Neural Co-Optimization of Structural Topology, Manufacturable Layers, and Path Orientations for Fiber-Reinforced Composites
Tao Liu, Tianyu Zhang, Yongxue Chen, Weiming Wang, Yu Jiang, Yuming Huang, Charlie C. L. Wang
TL;DR
This work presents a neural co-optimization framework that jointly optimizes structural topology, curved manufacturing layers, and fiber orientations for fiber-reinforced composites using three implicit neural fields. By embedding strength-based Hoffman criteria and manufacturability constraints as differentiable losses, the approach yields designs that achieve higher failure loads while remaining fabricable on multi-axis filament printers. The method supports varying motion degrees of freedom (5-axis, 3-axis, 2.5-axis) and demonstrates up to 33.1% improvement in measured failure loads over sequential optimization in physical tests. Extensive computational experiments, ablations, and physical fabrication validate the effectiveness of co-optimization in balancing mechanical performance with manufacturing feasibility. The framework is general, extensible to shape control, and highlights key trade-offs between stiffness-based and strength-based design in anisotropic, additively manufactured composites.
Abstract
We propose a neural network-based computational framework for the simultaneous optimization of structural topology, curved layers, and path orientations to achieve strong anisotropic strength in fiber-reinforced thermoplastic composites while ensuring manufacturability. Our framework employs three implicit neural fields to represent geometric shape, layer sequence, and fiber orientation. This enables the direct formulation of both design and manufacturability objectives - such as anisotropic strength, structural volume, machine motion control, layer curvature, and layer thickness - into an integrated and differentiable optimization process.
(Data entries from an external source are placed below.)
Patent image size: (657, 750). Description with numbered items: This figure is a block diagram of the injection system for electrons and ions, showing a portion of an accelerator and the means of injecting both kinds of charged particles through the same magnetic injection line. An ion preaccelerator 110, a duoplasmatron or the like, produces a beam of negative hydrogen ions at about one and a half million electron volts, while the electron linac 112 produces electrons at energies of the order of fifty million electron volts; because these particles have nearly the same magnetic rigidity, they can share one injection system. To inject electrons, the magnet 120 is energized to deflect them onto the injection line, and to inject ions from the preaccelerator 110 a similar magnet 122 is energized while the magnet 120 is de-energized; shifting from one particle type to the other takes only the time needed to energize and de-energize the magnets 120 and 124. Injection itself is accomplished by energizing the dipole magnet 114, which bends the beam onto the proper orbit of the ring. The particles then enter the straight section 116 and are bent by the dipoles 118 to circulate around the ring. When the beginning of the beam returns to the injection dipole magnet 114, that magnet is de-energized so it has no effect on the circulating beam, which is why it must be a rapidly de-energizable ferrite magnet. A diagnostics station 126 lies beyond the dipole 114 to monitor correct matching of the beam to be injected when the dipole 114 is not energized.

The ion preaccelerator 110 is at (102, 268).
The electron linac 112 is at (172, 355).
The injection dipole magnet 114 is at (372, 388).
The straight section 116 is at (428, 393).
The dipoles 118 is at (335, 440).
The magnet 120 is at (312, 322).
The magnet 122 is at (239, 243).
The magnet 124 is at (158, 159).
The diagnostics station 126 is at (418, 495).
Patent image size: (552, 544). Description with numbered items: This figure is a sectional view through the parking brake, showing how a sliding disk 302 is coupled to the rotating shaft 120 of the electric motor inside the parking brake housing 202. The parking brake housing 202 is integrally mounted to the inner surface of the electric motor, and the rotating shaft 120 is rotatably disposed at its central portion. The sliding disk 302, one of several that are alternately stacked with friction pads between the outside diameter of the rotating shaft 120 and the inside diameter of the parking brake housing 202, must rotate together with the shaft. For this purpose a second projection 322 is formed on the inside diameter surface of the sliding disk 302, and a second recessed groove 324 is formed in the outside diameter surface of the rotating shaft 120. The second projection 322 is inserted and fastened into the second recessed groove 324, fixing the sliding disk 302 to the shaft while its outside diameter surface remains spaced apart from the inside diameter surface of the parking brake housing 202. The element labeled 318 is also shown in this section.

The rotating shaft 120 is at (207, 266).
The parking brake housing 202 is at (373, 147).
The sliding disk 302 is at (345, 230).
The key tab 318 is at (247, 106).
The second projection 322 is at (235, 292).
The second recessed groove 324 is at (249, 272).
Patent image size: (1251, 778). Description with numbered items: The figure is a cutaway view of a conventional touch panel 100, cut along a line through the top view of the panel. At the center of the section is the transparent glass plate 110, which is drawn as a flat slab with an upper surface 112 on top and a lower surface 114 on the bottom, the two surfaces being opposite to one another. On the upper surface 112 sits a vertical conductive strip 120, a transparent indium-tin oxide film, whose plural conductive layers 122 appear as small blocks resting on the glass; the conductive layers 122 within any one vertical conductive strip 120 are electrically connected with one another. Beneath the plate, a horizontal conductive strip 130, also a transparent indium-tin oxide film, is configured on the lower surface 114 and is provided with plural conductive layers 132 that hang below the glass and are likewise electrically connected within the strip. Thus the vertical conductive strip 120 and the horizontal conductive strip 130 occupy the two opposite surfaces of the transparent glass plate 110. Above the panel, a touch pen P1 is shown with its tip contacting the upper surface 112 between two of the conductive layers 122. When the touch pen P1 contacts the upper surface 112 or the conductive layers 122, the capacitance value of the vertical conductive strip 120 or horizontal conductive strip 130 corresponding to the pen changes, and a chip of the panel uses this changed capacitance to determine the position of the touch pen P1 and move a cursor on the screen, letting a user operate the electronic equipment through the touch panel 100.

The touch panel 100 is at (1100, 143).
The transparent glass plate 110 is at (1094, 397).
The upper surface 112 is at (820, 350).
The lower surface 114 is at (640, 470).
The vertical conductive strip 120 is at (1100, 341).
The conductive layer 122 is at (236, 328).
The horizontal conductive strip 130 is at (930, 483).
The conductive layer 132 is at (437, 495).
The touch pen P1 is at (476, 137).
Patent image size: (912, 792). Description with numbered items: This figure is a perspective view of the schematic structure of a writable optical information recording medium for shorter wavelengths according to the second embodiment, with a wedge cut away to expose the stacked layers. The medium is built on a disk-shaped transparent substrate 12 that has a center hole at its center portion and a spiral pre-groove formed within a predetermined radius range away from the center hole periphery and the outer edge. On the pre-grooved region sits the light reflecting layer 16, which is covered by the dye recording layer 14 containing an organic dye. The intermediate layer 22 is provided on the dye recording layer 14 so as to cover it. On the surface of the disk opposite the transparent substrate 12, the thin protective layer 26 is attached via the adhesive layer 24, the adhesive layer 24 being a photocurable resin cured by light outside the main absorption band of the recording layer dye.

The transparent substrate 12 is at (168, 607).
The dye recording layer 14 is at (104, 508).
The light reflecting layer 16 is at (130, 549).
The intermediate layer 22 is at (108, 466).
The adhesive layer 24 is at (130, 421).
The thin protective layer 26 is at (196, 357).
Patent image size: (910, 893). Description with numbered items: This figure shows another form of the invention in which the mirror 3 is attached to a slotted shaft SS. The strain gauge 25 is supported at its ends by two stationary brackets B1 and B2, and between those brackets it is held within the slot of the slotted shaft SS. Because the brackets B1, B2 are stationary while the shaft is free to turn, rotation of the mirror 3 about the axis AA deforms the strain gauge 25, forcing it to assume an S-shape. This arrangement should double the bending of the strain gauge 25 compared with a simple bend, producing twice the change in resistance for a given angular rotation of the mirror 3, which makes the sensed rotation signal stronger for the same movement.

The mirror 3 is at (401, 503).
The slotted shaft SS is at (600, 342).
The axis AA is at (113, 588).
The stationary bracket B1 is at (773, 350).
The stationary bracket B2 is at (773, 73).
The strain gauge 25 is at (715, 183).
By incorporating these objectives as loss functions, the framework ensures that the resultant composites exhibit optimized mechanical strength while remaining its manufacturability for filament-based multi-axis 3D printing across diverse hardware platforms. Physical experiments demonstrate that the composites generated by our co-optimization method can achieve an improvement of up to 33.1% in failure loads compared to composites with sequentially optimized structures and manufacturing sequences.